A Hubble Space Telescope image of the giant galaxy M87 shows a 3,000-light-year-long jet of plasma blasting from the galaxy's 6.5-billion-solar-mass central black hole. The blowtorch-like jet seems to cause stars to erupt along its trajectory. These novae are not caught inside the jet, but are apparently in a dangerous neighbourhood nearby. During a recent 9-month survey, astronomers using Hubble found twice as many of these novae going off near the jet as elsewhere in the galaxy. The galaxy is the home of several trillion stars and thousands of star-like globular star clusters. [Image description: A Hubble photo of galaxy M87, which resembles a translucent, fuzzy white cotton ball. The brightness decreases gradually out in all directions from a bright white point of light at the centre. A wavy blue-white jet of material extends from the point-like core outward to the upper right, about halfway across the galaxy. Stars speckle the background.]

In April 2019, the Event Horizon Telescope (EHT) collaboration made history when it released the first-ever image of a black hole. The image captured the glow of the accretion disk surrounding the supermassive black hole (SMBH) at the center of the M87 galaxy, located 54 million light-years away. Because of its appearance, the disk that encircles this SMBH beyond its event horizon (composed of gas, dust, and photons) was likened to a “ring of fire.” Since then, the EHT has been actively imaging several other SMBH, including Sagittarius A* at the center of the Milky Way!
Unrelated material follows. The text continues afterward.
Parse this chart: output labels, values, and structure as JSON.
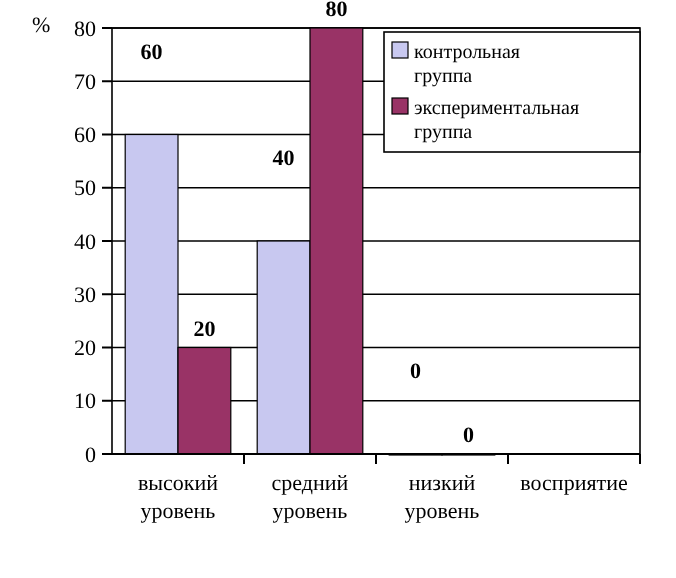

In addition, the EHT has revealed additional details about M87, like the first-ever image of a photon ring and a picture that combines the SMBH and its relativistic jet emanating from its center. Most recently, the EHT released the results of its latest observation campaign. These observations revealed a spectacular flare emerging from M87’s powerful relativistic jet. This flare released a tremendous amount of energy in multiple wavelengths, including the first high-energy gamma-ray outburst observed in over a decade.